Dawie Roodt, chief economist of the Efficient Group, has shared some opportunities and potential risks that 2019 holds for the world, South Africa, and your investment portfolio.
In a note sent out to clients on Monday (14 January), Roodt and his fellow Efficient Group economists said that there are two broad trends that investors should be aware of.
“After more than a decade of global economic growth and a record-breaking bull run on most financial markets, tighter monetary policy from the major central banks and disrupting political developments in recent years could derail this streak of happiness,” said Roodt.

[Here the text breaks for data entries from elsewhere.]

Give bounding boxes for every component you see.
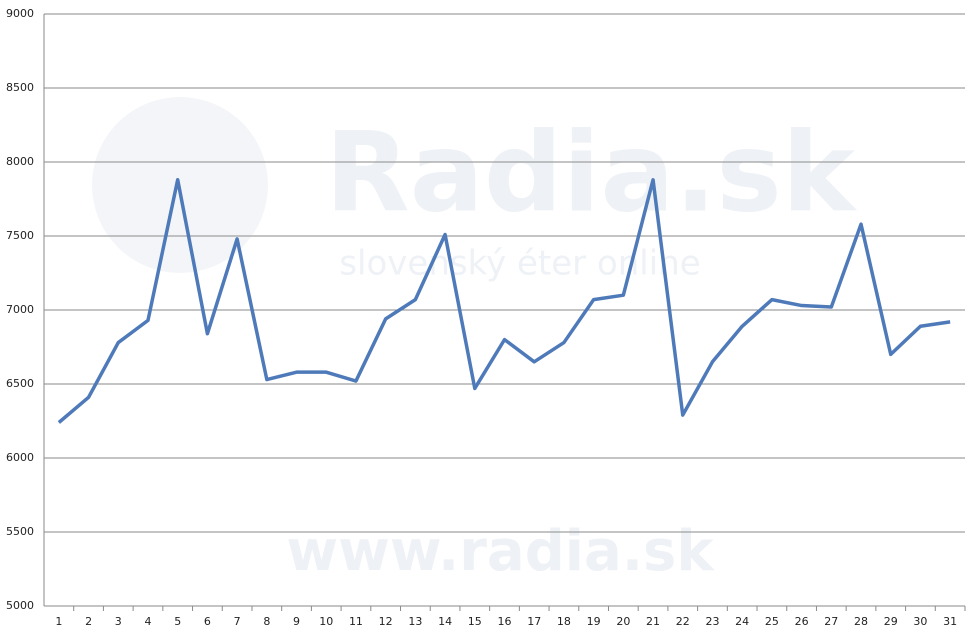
x-tick-label: 24 <box>735 615 749 628</box>
watermark: Radia.sk <box>325 108 858 236</box>
x-tick-label: 21 <box>646 615 660 628</box>
x-tick-label: 5 <box>174 615 181 628</box>
x-tick-label: 22 <box>676 615 690 628</box>
x-tick-label: 25 <box>765 615 779 628</box>
watermark: slovenský éter online <box>339 244 700 284</box>
x-tick-label: 2 <box>85 615 92 628</box>
x-tick-label: 17 <box>527 615 541 628</box>
x-tick-label: 6 <box>204 615 211 628</box>
x-tick-label: 19 <box>587 615 601 628</box>
x-tick-label: 31 <box>943 615 957 628</box>
y-tick-label: 8000 <box>6 155 34 168</box>
y-tick-label: 5000 <box>6 599 34 612</box>
x-tick-label: 15 <box>468 615 482 628</box>
x-tick-label: 1 <box>55 615 62 628</box>
y-tick-label: 9000 <box>6 7 34 20</box>
x-tick-label: 18 <box>557 615 571 628</box>
x-tick-label: 20 <box>616 615 630 628</box>
watermark: www.radia.sk <box>286 519 715 584</box>
x-tick-label: 9 <box>293 615 300 628</box>
y-tick-label: 7500 <box>6 229 34 242</box>
y-tick-label: 8500 <box>6 81 34 94</box>
x-tick-label: 3 <box>115 615 122 628</box>
x-tick-label: 23 <box>705 615 719 628</box>
x-tick-label: 28 <box>854 615 868 628</box>
y-tick-label: 6000 <box>6 451 34 464</box>
y-tick-label: 7000 <box>6 303 34 316</box>
x-tick-label: 29 <box>884 615 898 628</box>
x-tick-label: 14 <box>438 615 452 628</box>
x-tick-label: 10 <box>319 615 333 628</box>
y-tick-label: 5500 <box>6 525 34 538</box>
x-tick-label: 16 <box>498 615 512 628</box>
x-tick-label: 8 <box>263 615 270 628</box>
x-tick-label: 7 <box>234 615 241 628</box>
x-tick-label: 13 <box>408 615 422 628</box>
x-tick-label: 27 <box>824 615 838 628</box>
x-tick-label: 12 <box>379 615 393 628</box>
x-tick-label: 30 <box>913 615 927 628</box>
x-tick-label: 11 <box>349 615 363 628</box>
series-line <box>57 178 951 424</box>
x-tick-label: 26 <box>795 615 809 628</box>
x-tick-label: 4 <box>144 615 151 628</box>
y-tick-label: 6500 <box>6 377 34 390</box>
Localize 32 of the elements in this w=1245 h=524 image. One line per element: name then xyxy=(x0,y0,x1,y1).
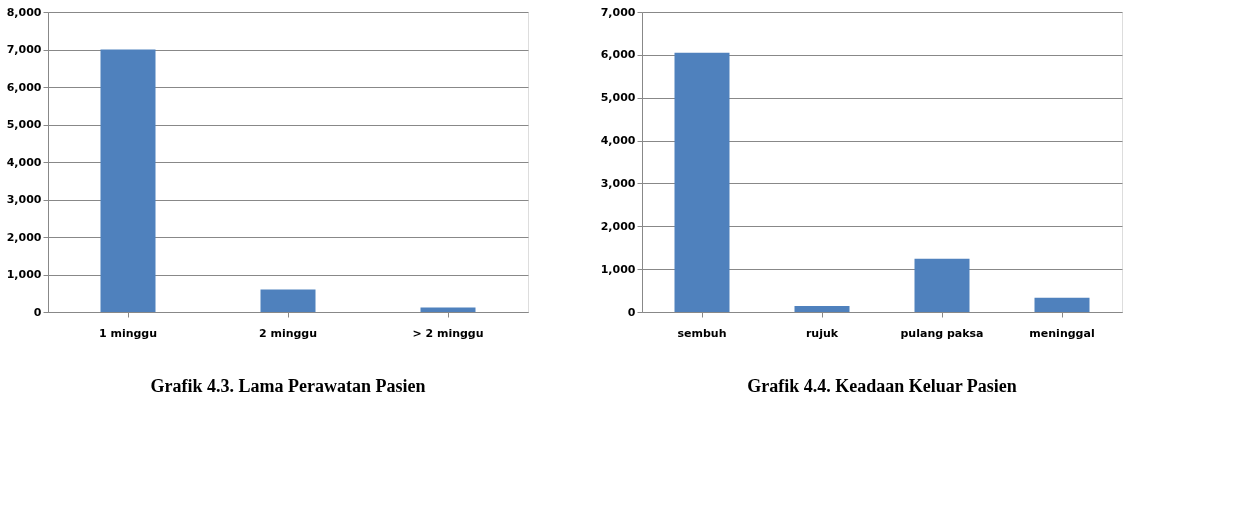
x-tick-label: > 2 minggu xyxy=(412,326,484,340)
bar xyxy=(1034,297,1090,312)
bar xyxy=(674,52,730,312)
bar xyxy=(260,289,316,312)
bar xyxy=(914,258,970,312)
x-tick-label: meninggal xyxy=(1029,326,1095,340)
y-tick-label: 5,000 xyxy=(600,91,636,105)
bar xyxy=(794,306,850,312)
y-tick-label: 0 xyxy=(627,305,636,319)
text: Grafik 4.4. Keadaan Keluar Pasien xyxy=(747,376,1017,396)
y-tick-label: 7,000 xyxy=(600,5,636,19)
y-tick-label: 4,000 xyxy=(6,155,42,169)
y-tick-label: 1,000 xyxy=(6,268,42,281)
y-tick-label: 4,000 xyxy=(600,134,636,148)
y-tick-label: 8,000 xyxy=(6,5,42,19)
y-tick-label: 6,000 xyxy=(6,80,42,94)
y-tick-label: 1,000 xyxy=(600,262,636,276)
y-tick-label: 6,000 xyxy=(600,48,636,62)
x-tick-label: 1 minggu xyxy=(98,326,158,340)
y-tick-label: 2,000 xyxy=(600,219,636,233)
y-tick-label: 3,000 xyxy=(6,193,42,206)
text: Grafik 4.3. Lama Perawatan Pasien xyxy=(150,376,426,396)
y-tick-label: 7,000 xyxy=(6,43,42,56)
x-tick-label: sembuh xyxy=(677,326,727,340)
y-tick-label: 0 xyxy=(33,305,42,319)
x-tick-label: rujuk xyxy=(805,326,839,340)
y-tick-label: 5,000 xyxy=(6,118,42,131)
y-tick-label: 2,000 xyxy=(6,230,42,244)
x-tick-label: 2 minggu xyxy=(258,326,318,340)
bar xyxy=(100,49,156,312)
x-tick-label: pulang paksa xyxy=(900,326,984,340)
y-tick-label: 3,000 xyxy=(600,176,636,190)
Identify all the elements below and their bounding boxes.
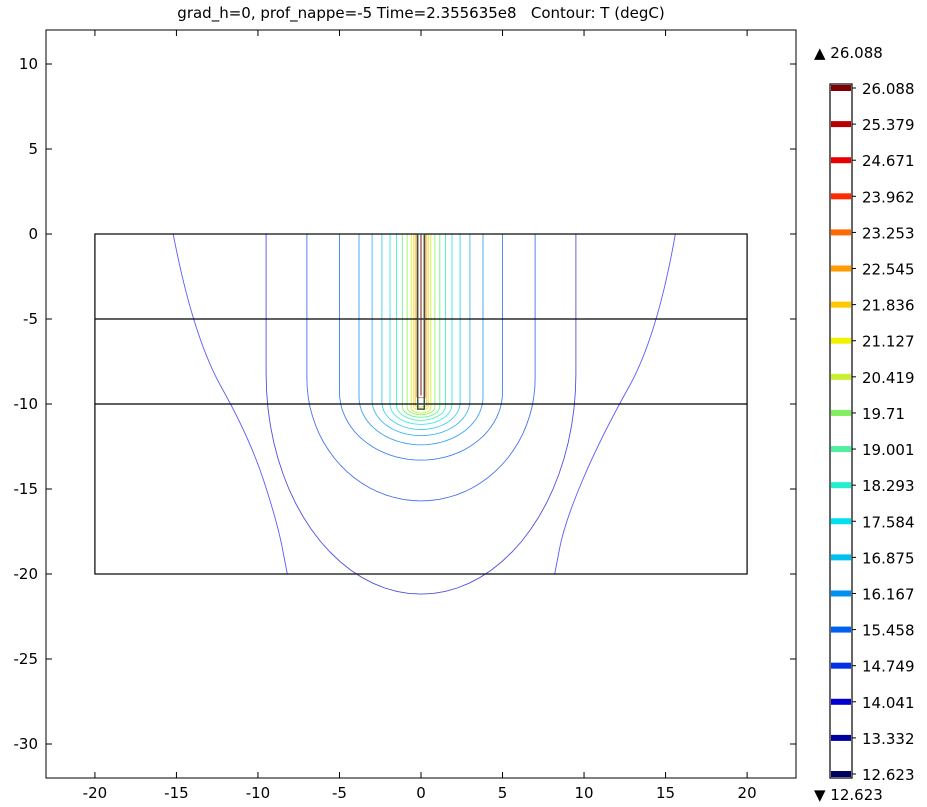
contour-line (358, 234, 484, 446)
plot-title: grad_h=0, prof_nappe=-5 Time=2.355635e8 … (177, 4, 665, 22)
colorbar-label: 20.419 (862, 369, 915, 387)
y-tick-label: 0 (28, 225, 38, 243)
y-tick-label: -5 (23, 310, 38, 328)
contour-line (406, 234, 436, 416)
contour-line (265, 234, 577, 595)
colorbar-swatch (831, 265, 851, 272)
x-tick-label: -5 (332, 784, 347, 802)
colorbar-swatch (831, 373, 851, 380)
colorbar-swatch (831, 482, 851, 489)
x-axis-ticks: -20 -15 -10 -5 0 5 10 15 20 (83, 30, 757, 802)
colorbar-swatch (831, 301, 851, 308)
colorbar-label: 14.749 (862, 658, 915, 676)
colorbar-swatch (831, 121, 851, 128)
colorbar-swatch (831, 771, 851, 777)
contour-line (306, 234, 536, 502)
x-tick-label: -20 (83, 784, 108, 802)
contour-line (396, 234, 446, 421)
colorbar-label: 21.836 (862, 297, 915, 315)
colorbar-swatch (831, 734, 851, 741)
colorbar-swatch (831, 626, 851, 633)
colorbar-label: 13.332 (862, 730, 915, 748)
domain-layer (94, 233, 748, 575)
colorbar-label: 25.379 (862, 116, 915, 134)
colorbar-label: 17.584 (862, 513, 915, 531)
colorbar-label: 16.167 (862, 585, 915, 603)
x-tick-label: -15 (164, 784, 189, 802)
colorbar-label: 21.127 (862, 333, 915, 351)
x-tick-label: 10 (574, 784, 593, 802)
colorbar-swatch (831, 409, 851, 416)
colorbar-label: 23.962 (862, 188, 915, 206)
y-tick-label: -25 (14, 650, 39, 668)
contour-line (414, 234, 428, 408)
contour-line (339, 234, 503, 461)
contour-line (389, 234, 453, 425)
contour-layer (172, 233, 676, 595)
x-tick-label: 20 (738, 784, 757, 802)
contour-line (554, 233, 676, 575)
colorbar-label: 24.671 (862, 152, 915, 170)
colorbar-swatch (831, 337, 851, 344)
colorbar-label: 15.458 (862, 622, 915, 640)
y-tick-label: -10 (14, 395, 39, 413)
colorbar-swatch (831, 698, 851, 705)
colorbar-label: 14.041 (862, 694, 915, 712)
contour-line (401, 234, 441, 418)
colorbar-label: 26.088 (862, 80, 915, 98)
colorbar-swatch (831, 193, 851, 200)
x-tick-label: 15 (656, 784, 675, 802)
colorbar-label: 18.293 (862, 477, 915, 495)
colorbar-label: 16.875 (862, 549, 915, 567)
colorbar-swatch (831, 85, 851, 91)
x-tick-label: 5 (498, 784, 508, 802)
colorbar-swatch (831, 229, 851, 236)
colorbar-min-label: ▼ 12.623 (814, 786, 883, 804)
y-tick-label: -30 (14, 735, 39, 753)
y-axis-ticks: 10 5 0 -5 -10 -15 -20 -25 -30 (14, 55, 796, 753)
colorbar-swatch (831, 518, 851, 525)
y-tick-label: -15 (14, 480, 39, 498)
colorbar-label: 19.001 (862, 441, 915, 459)
contour-line (381, 234, 461, 430)
contour-line (172, 233, 288, 575)
contour-line (371, 234, 471, 437)
y-tick-label: 10 (19, 55, 38, 73)
y-tick-label: -20 (14, 565, 39, 583)
colorbar-swatch (831, 662, 851, 669)
colorbar-max-label: ▲ 26.088 (814, 44, 883, 62)
x-tick-label: 0 (416, 784, 426, 802)
colorbar-swatch (831, 157, 851, 164)
colorbar-label: 19.71 (862, 405, 905, 423)
x-tick-label: -10 (246, 784, 271, 802)
contour-line (410, 234, 432, 414)
colorbar-swatch (831, 446, 851, 453)
colorbar-label: 22.545 (862, 261, 915, 279)
colorbar: 26.088 25.379 24.671 23.962 23.253 22.545 21.8… (814, 44, 915, 804)
colorbar-frame (829, 83, 853, 779)
colorbar-label: 12.623 (862, 766, 915, 784)
colorbar-swatch (831, 554, 851, 561)
colorbar-label: 23.253 (862, 224, 915, 242)
colorbar-swatch (831, 590, 851, 597)
y-tick-label: 5 (28, 140, 38, 158)
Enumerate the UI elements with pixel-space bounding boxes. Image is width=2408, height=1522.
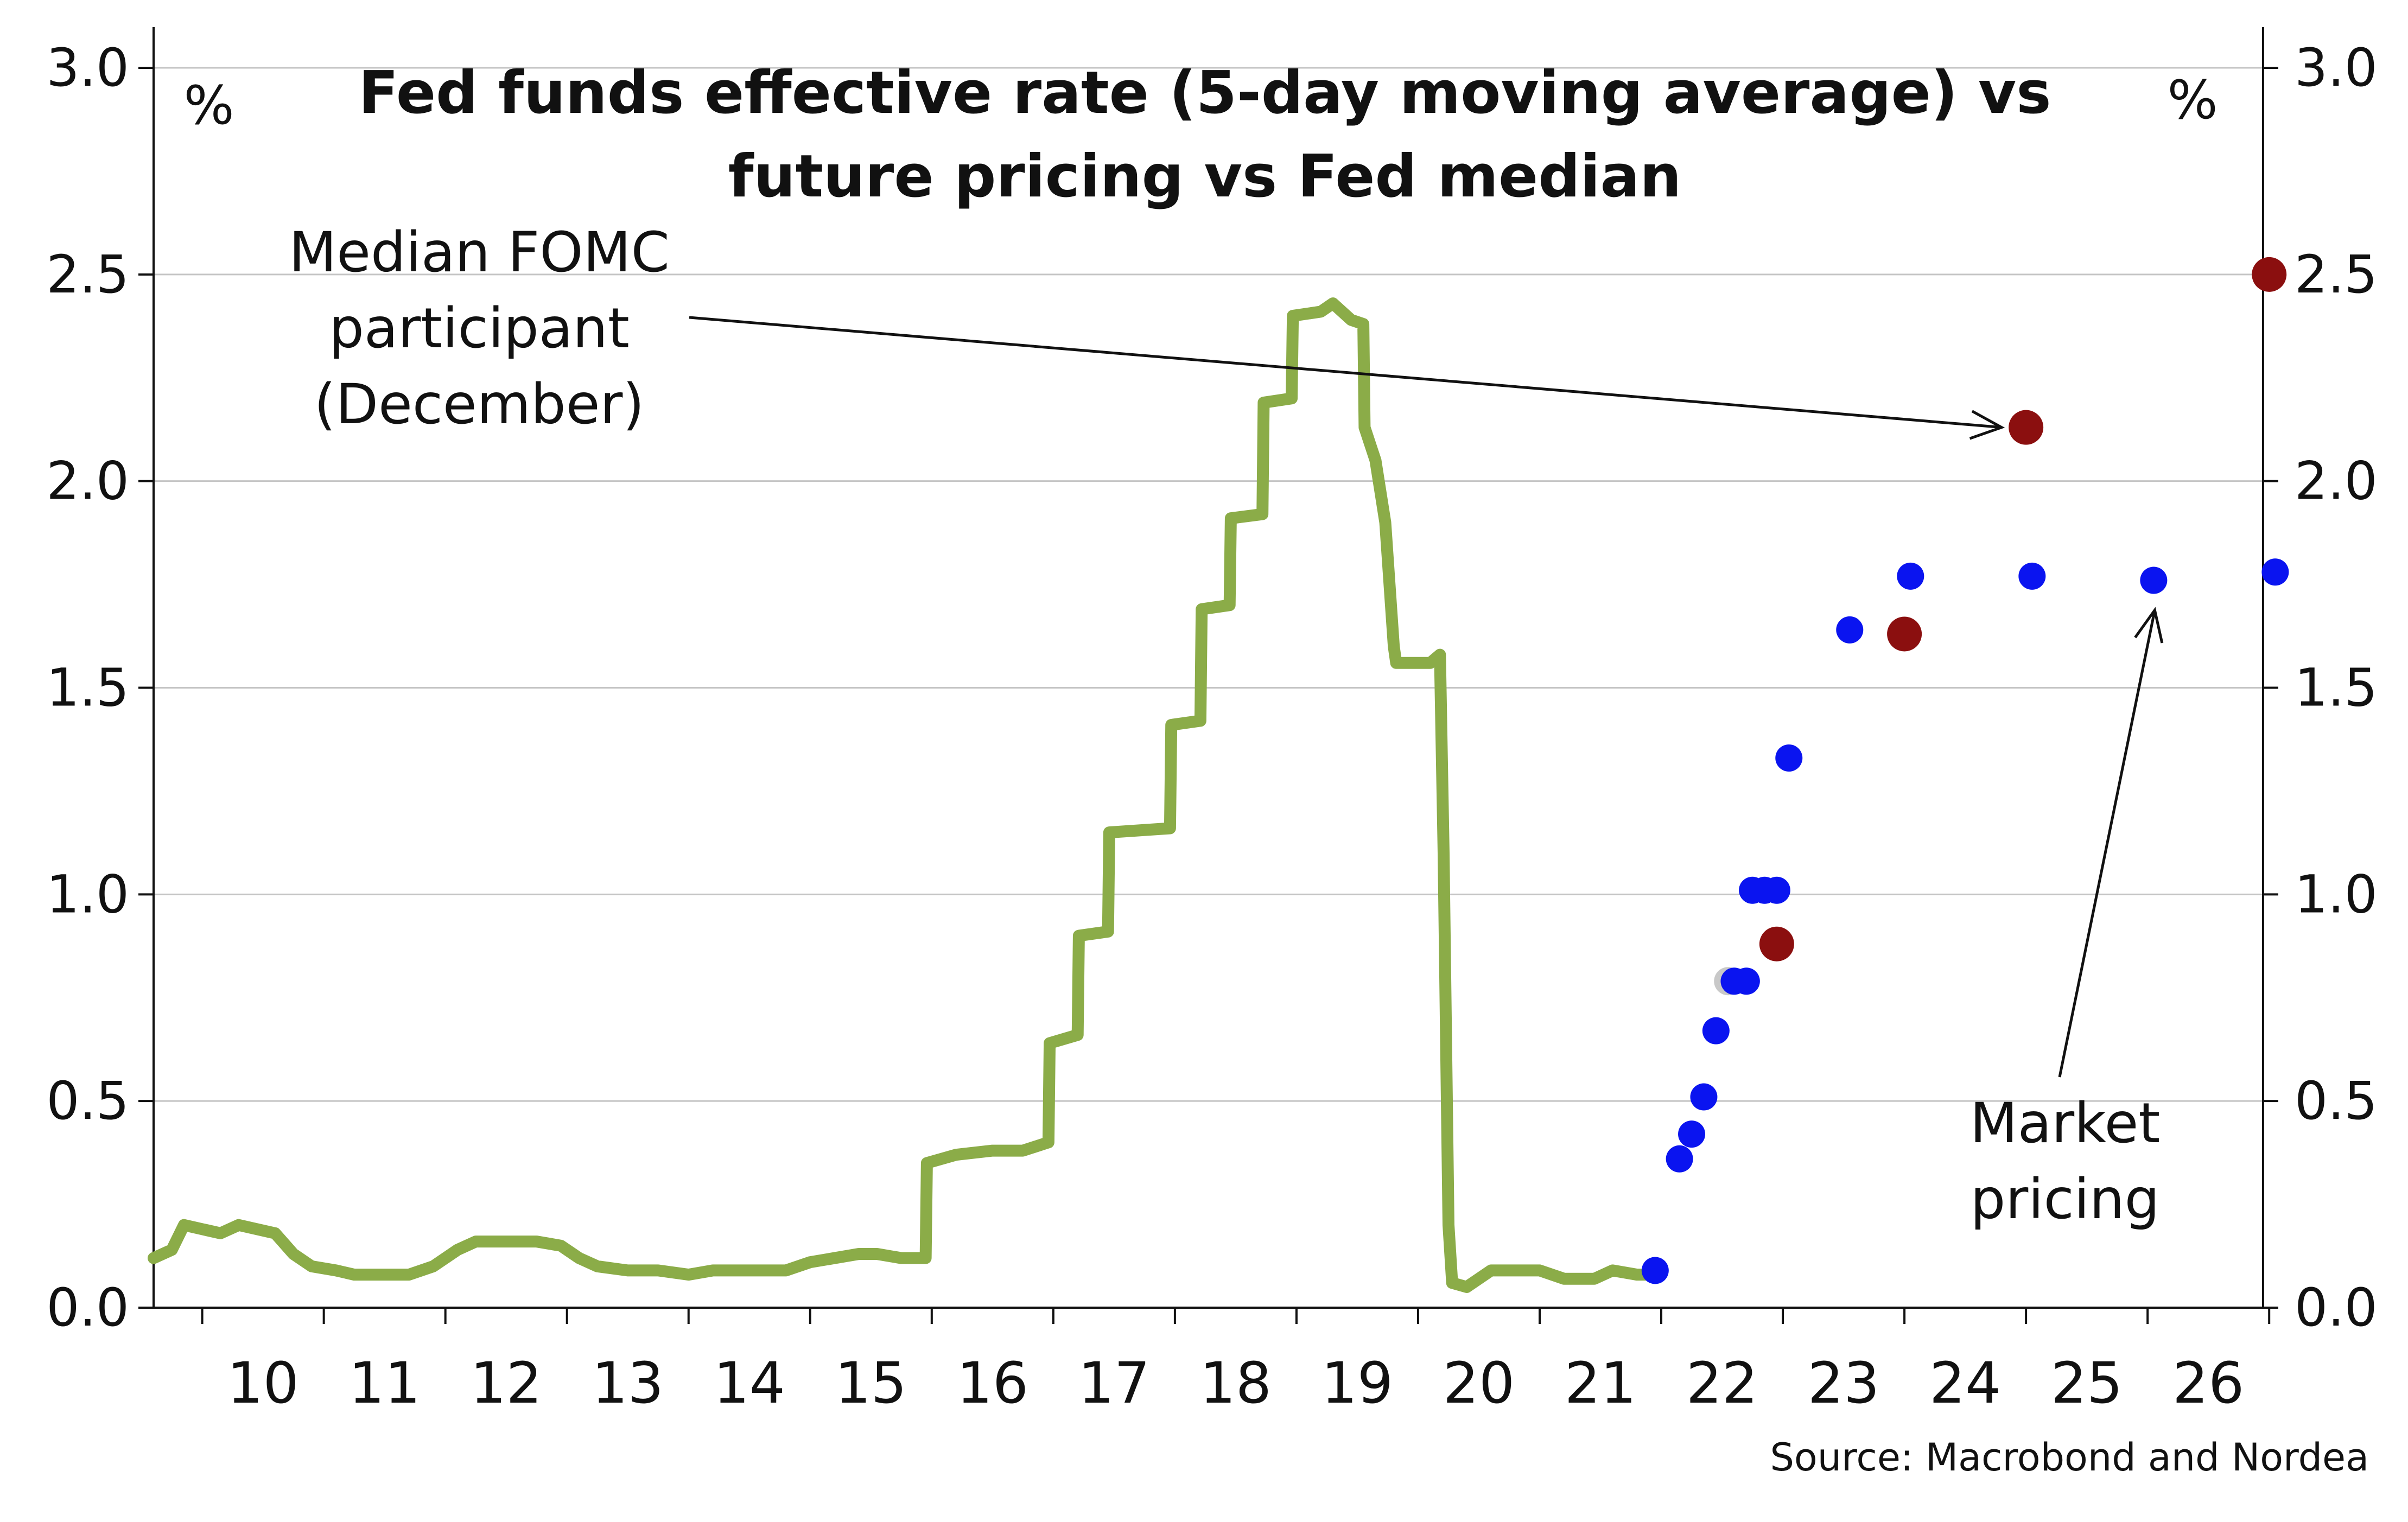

“With regards to political developments, the escalation of the war on trade between especially the United States (US) and the rest, as well as other political events like Brexit and a swing to the right in many countries in the world come to mind.”
Roodt said that while US president Donald Trump has the potential to do significant harm to global growth, there are many examples where trade has, in fact, become freer.
“With some luck, we could see a world with less protectionism than what the current narrative suggests, but beware, the danger of protectionism remains,” he said.
“The second international trend, which is of more concern to me, is the current and future tightening cycle of monetary policy by the world’s major central banks,” said Roodt.
“I am concerned about two aspects of the reversal of easy money by, especially, the Fed.”
The economist said that there was a real danger that central banks can get their timing wrong and overdo their tightening.
Roodt said that he was also concerned that the United States’ Federal Reserve, and the others like the European Central Bank and eventually also the Bank of Japan, are using two monetary policy instruments to tighten policy – namely interest rates and quantitative tightening (QT).
“Interest rates are the traditional instrument to conduct monetary policy but after many years of quantitative easing (QE; buying of financial instruments by central banks after the financial crisis), the Fed is now of the opinion that these transactions should be reversed,” he said.
“In effect, massive amounts of liquidity will be withdrawn from the world’s financial markets and that should not be good for financial markets.
“This is potentially the biggest danger to the world’s economy and financial markets.”